Economics is the enabler; economics provides the justification for building a world based on markets. This world, our “developed world,” has no place for community, except for national communities, and as globalization proceeds, less and less place for national communities as well.”…

“Beyond answers to the question that had brought me to Dhabi, I learned something infinitely more valuable: an entirely different way of knowing and being in the world from anything I had ever imagined. Like all of us, I was a product of my culture; I had never questioned the idea that society was composed of self-interested individuals who rationally calculated their way to more and more. In Dhabi, I experienced something very different: not that people lacked all sense of self or of individual interests, not that people acted without rational deliberation, but that people lived their lives in deep connection with others—in short, in community.

A human life was not conceived of as beginning at birth and ending with death, but as a link in a chain that existed in space as well as in time, connecting family, clan, and village….

I had an intuitive sense that economic development dissolved the glue that … kept a village like Dhabi together. But what was that glue? And, more important, was there inevitably a tradeoff between material prosperity and maintaining the cultural integrity of the family or village? And is cultural integrity necessarily a good thing if it involves, as it did in Dhbai, the subordination of women (particularly young women), untouchability, and large disparities in income and wealth? Does cultural integrity require that every custom, every tradition, be maintained? How much can a culture change without losing its identity?”

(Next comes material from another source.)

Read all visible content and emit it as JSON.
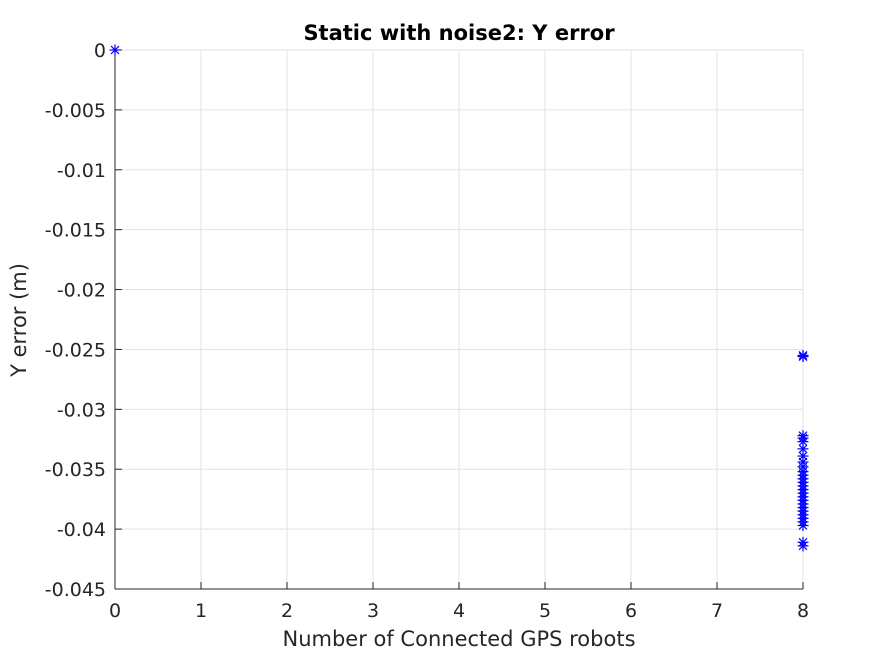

From Chapter 1 (pages 1 – 4 & 13 – 14)

“The first-century Jewish sage Hillel asked: “If I am not for myself, who will be? And if I am only for myself, what am I? And if not now, when?” The claims of the individual and the claims of the community conflict. And not a bad thing: this tension is normal, healthy, and even creative. It should not be resolved once and for all in favor of either the individual or the community. But over the past four hundred years, the ideology of economics has fostered both the self-interested individual and the market system, and has undermined, and continues to undermine community.”…

“Markets can be credited with promoting economic growth, and it is undeniable that much good has come with growth (longer lives, less physical discomfort, and even less pain, better nutrition, less hard physical toil, to mention only a few of the positives of growth). My argument with my fellow economists is not that they strike a different balance with respect to the gains and the losses of extending the sway of markets; it is that they do not recognize the losses at all. If communities are once again to flourish, then we will have to address the failures of a social order based on markets, and not just applaud its successes. Poverty makes growth necessary for much of the world—Mohandas Karamchand Gandhi, the Mahatma, once wrote that if God wanted a warm reception from the Indian masses, He would be well advised to appear in the form of a loaf of bread. By contrast, we who live in rich countries, awash in goods and services, have no compelling argument. Indeed, we may have good reason to dismantle the engine of growth—not because growth is a threat to our relationship with nature, but because it is a threat to our relationships with each other.”…

“In a word, markets are the cutting edge of the loss of human connection. Economists see this as a virtue. Impersonal markets accomplish more efficiently what the connections of social solidarity, reciprocity, and other redistributive institutions do in nonmarket societies. Take fire insurance. I pay a premium of, say $200 per year, and if my barn burns down, the insurance company pays me $60,000 to rebuild it. A simple market transaction has replaced the more cumbersome process of gathering my neighbors for a barn raising. In terms building barns with a minimal expenditure of resources, insurance may indeed be more efficient that gathering the community each time somebody’s barn burns down. But in terms of maintaining the community, insurance is woefully lacking.”